Читать книгу «БеспринцЫпные чтения. От А до Ч» онлайн полностью📖 — Александра Снегирёва — MyBook.
cover

Он нарезал помидоры и сыр, отрывал от краюхи кусочек горбушки, макал в масло, отправлял себе в рот, закрывал глаза.

– М-м-м. Как вкусно.

– Ну? – поторапливали мы.

– Так вот. Знаете, как я отварил эту картошку?

– Знаем. В воде.

– Ничего вы не знаете. Сначала я сходил на речку. Сегодня там было столько рыбы, что не протолкнуться. Она не разрешала воды набрать, говорила – самим не хватает. Но я объяснил, что это не мне, а детям. Раз детям, тогда ладно, ответили рыбы.

Папа брал кружок картошки с колечком лука, ел с брынзой, причмокивая.

– Господи, как же вкусно! – говорил куда-то вверх. Мы запрокидывали головы. Наверху были облака, солнце, ветер. И больше, наверное, ничего. Но папа смотрел так, словно кого-то там видел.

Мы нерешительно переглядывались.
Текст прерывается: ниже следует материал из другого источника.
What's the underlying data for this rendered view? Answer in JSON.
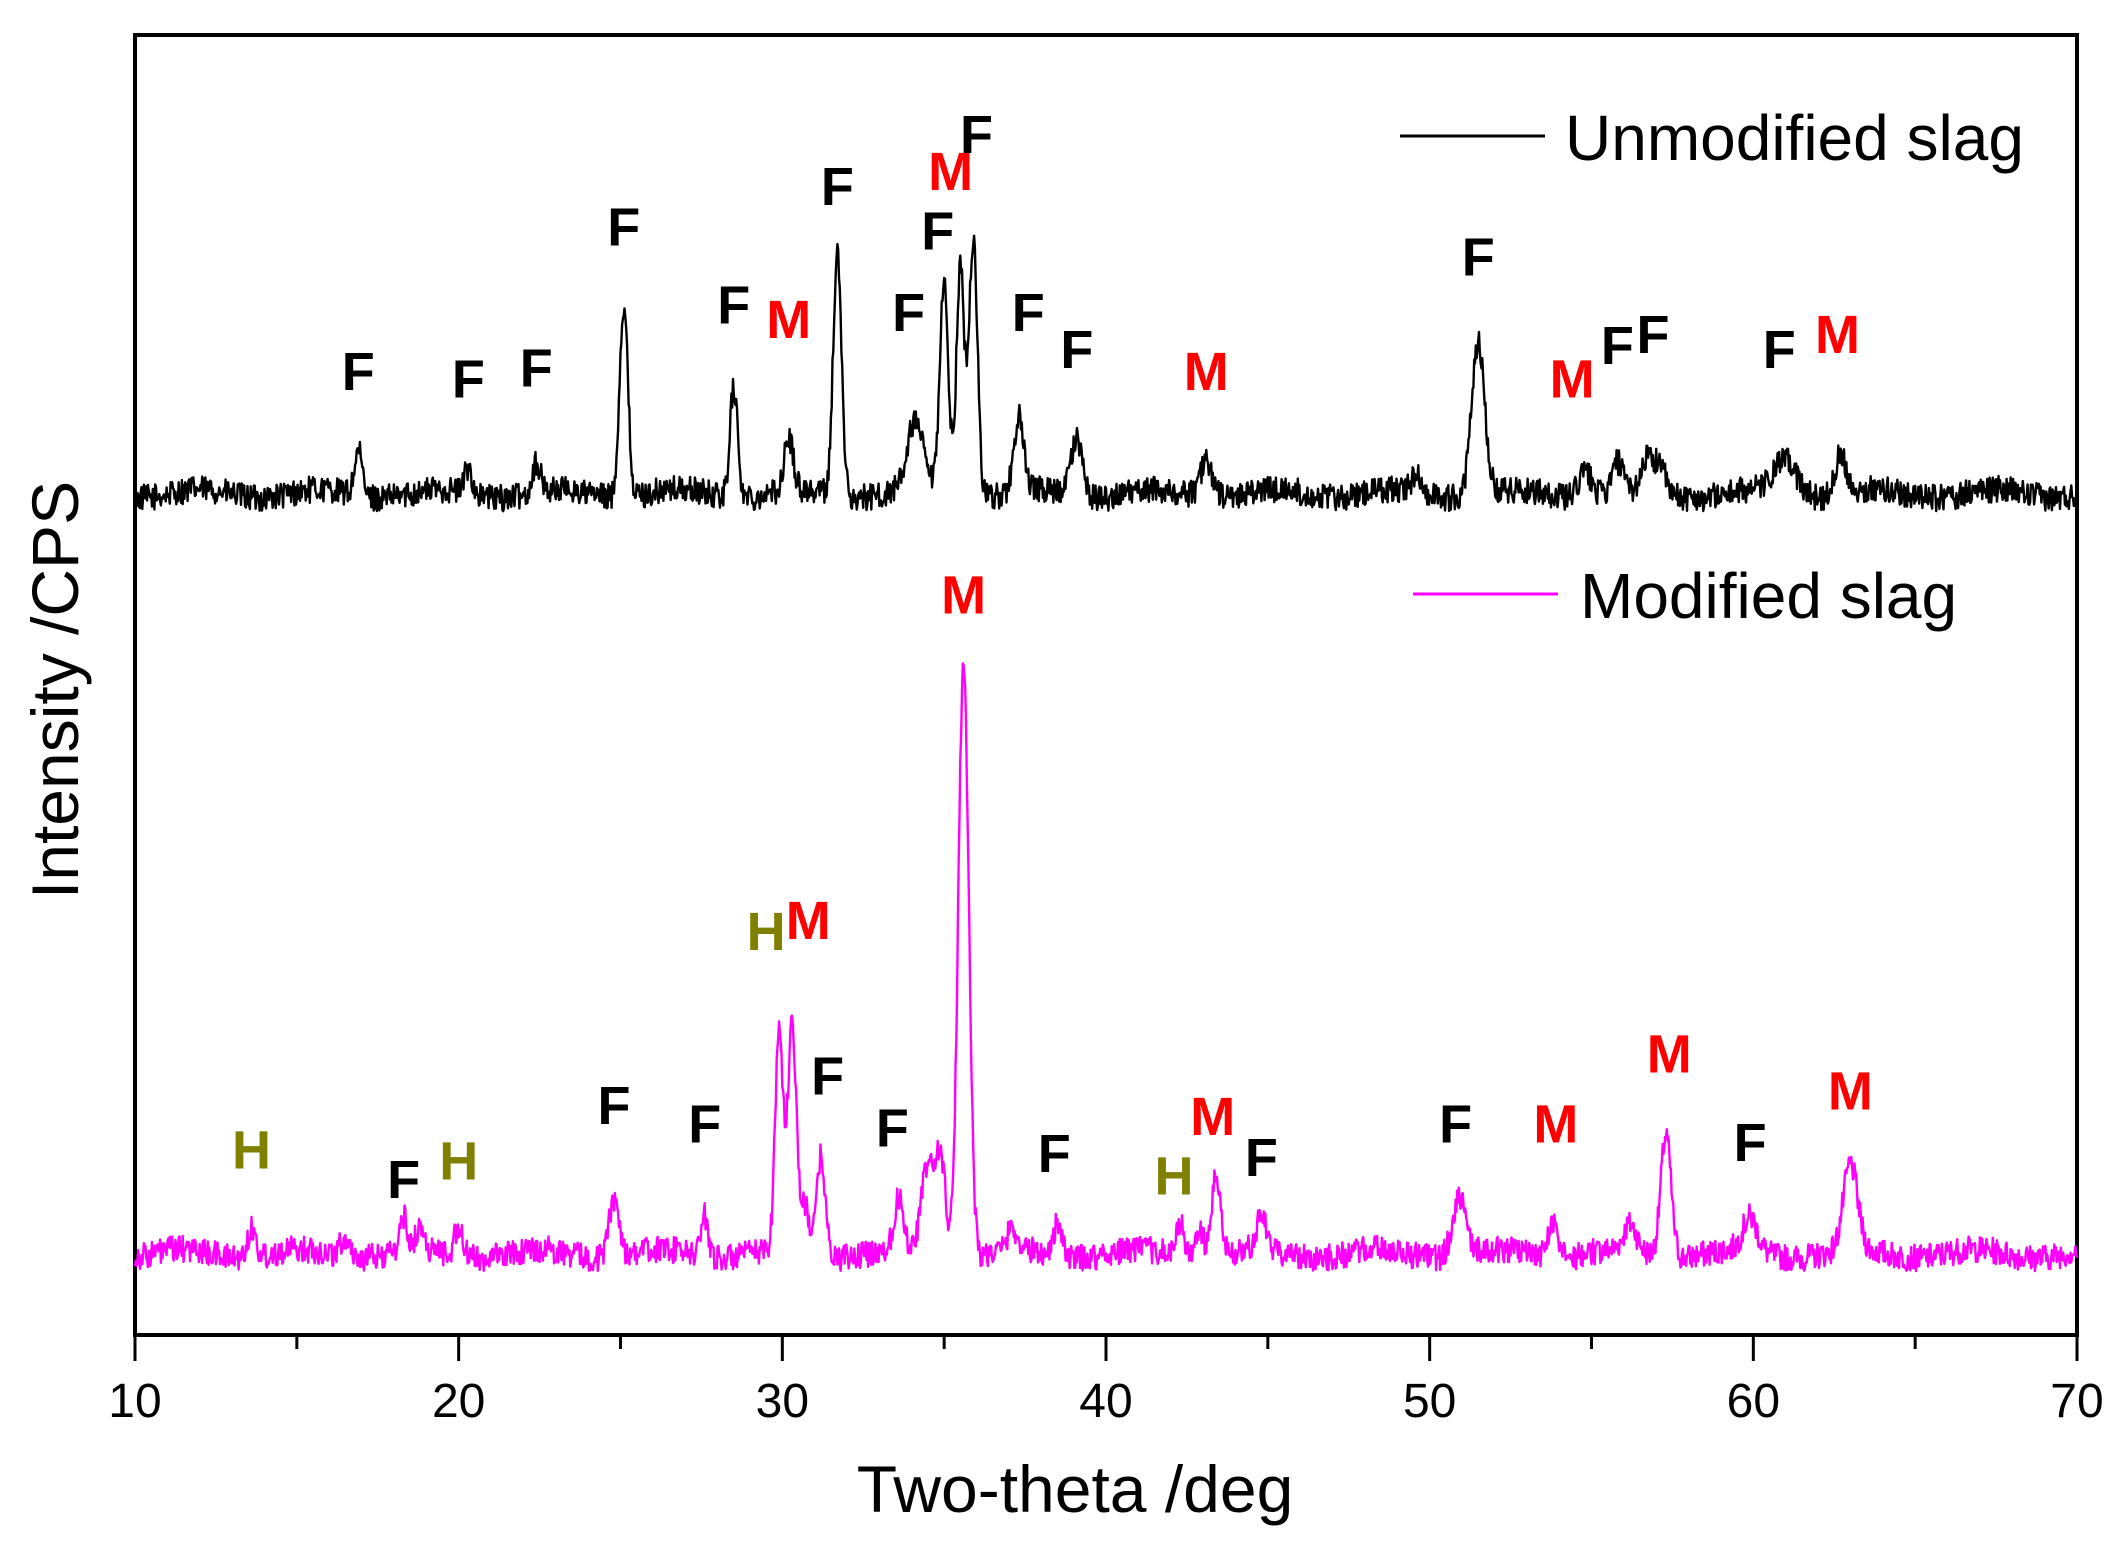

Тянулись за хлебом и сыром. Папа делал вид, что не замечает этого. Продолжал рассказ с прерванного места.

– Потом я затопил печку. Поставил вариться картошку. А сам знаете куда пошел?

– Куда?

– Собирать желтые лютики. Целый букет собрал. А потом оборвал лепестки и заправил ими картошку. Думаете, это масло? Ничего подобного. В горах готовят не на масле, а на цветах. Ясно?

– Ясно, – отзывались мы с набитыми ртами.

Картошка на лютиковых лепестках была невообразимо, бесконечно вкусной. Пока мы ее доедали, папа сидел рядом и рассматривал ущелье.

На ужин он крошил в мацун горбушку, посыпал сахарным песком, размешивал ложкой, рассказывал, что положил не сахар, а клевер – вы ведь знаете, какие у него сладкие соцветия, правда? Нет? Сейчас узнаете.

А еще он учил нас стрелять растениями. Обернет стебель вокруг мохнатого соцветия змеевика, дернет резко – и головка цветка летит стрелой. Это чтобы от волков защищаться, если они обступят нас со всех сторон.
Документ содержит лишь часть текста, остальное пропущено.